When Valerie went away to college, I thought we had plenty of ways to stay in touch with her; we could send text messages, chat on FaceBook, send emails, call on the phone or send the occasional care package and note through the mail.

Although I had heard other parents talk about using Skype which is a free video and voice communication system, the service seemed like one more layer of technology that we really didn’t need. After all, she’s only in Southern California and not on the moon.

But Valerie loved using Skype to talk to her friends and pretty much insisted that we also sign up. We did, and now that we are regular Skype users, I have to admit that it is a much more satisfying way to communicate than any of the other options.

Being able to see her face while we are talking really closes the distance gap. Since Steve was the one who moved her into her dorm, I hadn’t seen her room or met her roommates. But because of Skype, I have been introduced to her roomies and given a tour of her dorm room, albeit a dizzying one, as she swung her computer around to show me how she had arranged her living space.

Talking on Skype is much more of a shared experience. One of the things I missed most when Valerie went away was not being able to see any of the art projects she was working on. But the cool thing with Skype is that she can hold up the book that she made for her Book Arts class or the illustration she did for an assignment in Visual Literacy and we can oooh and aaah over it. And I think doing that gives her encouragement too because she is still enough of a kid that she likes having mom and dad appreciate her work.

During other conversations she has modeled the $8 jacket she bought at a thrift store or showed us the prop she made for her Halloween costume. While we’re talking, she sends us links to videos and then all of us can watch them at the same time. We feel like we’re in the same room watching TV together.
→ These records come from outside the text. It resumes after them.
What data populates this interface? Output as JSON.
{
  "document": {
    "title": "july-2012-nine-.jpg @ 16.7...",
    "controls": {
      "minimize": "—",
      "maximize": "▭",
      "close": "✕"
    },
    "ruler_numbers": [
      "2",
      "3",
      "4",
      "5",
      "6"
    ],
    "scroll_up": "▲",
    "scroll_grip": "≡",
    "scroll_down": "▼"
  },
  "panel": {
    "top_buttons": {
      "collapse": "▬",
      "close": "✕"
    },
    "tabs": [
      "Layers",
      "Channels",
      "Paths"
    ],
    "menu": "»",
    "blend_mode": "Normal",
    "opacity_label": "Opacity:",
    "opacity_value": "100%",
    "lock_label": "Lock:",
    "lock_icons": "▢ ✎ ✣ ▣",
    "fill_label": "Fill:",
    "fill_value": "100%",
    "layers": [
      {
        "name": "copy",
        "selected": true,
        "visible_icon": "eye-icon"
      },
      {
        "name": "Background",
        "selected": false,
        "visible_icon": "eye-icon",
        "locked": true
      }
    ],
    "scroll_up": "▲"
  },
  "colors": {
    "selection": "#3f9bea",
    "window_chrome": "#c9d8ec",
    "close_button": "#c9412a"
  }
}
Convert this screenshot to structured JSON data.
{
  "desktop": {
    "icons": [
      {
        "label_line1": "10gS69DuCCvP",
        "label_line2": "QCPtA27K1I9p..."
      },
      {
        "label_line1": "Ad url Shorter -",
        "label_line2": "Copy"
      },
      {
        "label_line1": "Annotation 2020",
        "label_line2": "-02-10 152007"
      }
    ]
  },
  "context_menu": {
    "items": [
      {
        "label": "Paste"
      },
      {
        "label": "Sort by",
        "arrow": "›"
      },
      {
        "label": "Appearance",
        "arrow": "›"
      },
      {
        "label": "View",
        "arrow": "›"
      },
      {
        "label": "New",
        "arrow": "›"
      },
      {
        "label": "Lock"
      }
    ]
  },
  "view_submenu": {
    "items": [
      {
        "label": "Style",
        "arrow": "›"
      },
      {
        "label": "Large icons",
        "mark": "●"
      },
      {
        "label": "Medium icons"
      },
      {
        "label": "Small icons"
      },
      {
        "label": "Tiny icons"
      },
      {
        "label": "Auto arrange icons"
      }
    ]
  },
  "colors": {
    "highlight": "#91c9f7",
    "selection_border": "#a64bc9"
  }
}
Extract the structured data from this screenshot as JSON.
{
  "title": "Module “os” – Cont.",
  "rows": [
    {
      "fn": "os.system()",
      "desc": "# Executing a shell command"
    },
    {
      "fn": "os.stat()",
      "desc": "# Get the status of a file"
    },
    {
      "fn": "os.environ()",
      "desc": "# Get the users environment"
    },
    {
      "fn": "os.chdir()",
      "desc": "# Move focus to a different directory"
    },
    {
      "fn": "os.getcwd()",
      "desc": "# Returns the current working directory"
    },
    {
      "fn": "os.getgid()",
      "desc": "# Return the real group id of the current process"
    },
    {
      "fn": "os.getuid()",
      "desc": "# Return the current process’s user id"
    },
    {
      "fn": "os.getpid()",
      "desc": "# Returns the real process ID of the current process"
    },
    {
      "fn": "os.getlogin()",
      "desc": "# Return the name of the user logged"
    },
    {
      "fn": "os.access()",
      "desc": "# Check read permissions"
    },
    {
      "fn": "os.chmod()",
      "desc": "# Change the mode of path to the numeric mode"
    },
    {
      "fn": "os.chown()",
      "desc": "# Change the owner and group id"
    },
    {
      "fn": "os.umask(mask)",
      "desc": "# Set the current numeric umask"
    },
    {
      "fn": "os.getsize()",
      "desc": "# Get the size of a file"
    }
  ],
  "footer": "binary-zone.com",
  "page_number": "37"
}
And it’s great because Skype is like using a speaker phone with the addition of video, so the whole family can be a part of the experience. Steve, Jennifer, the cats and I all crowd around the computer screen and chime in on the conversation. It’s nice to get all her news first-hand.

It’s probably a good thing that we didn’t have Skype right from the beginning when she was in the depths of being homesick. Watching her tears hit the keyboard would have been tough on all of us. At that time, the distance that a text message provided was helped keep the emotion out of the communication and prevented us from getting sucked into her fears.

But now that life is looking a lot sunnier to her, being able to see her bright, beautiful face on the screen is the best.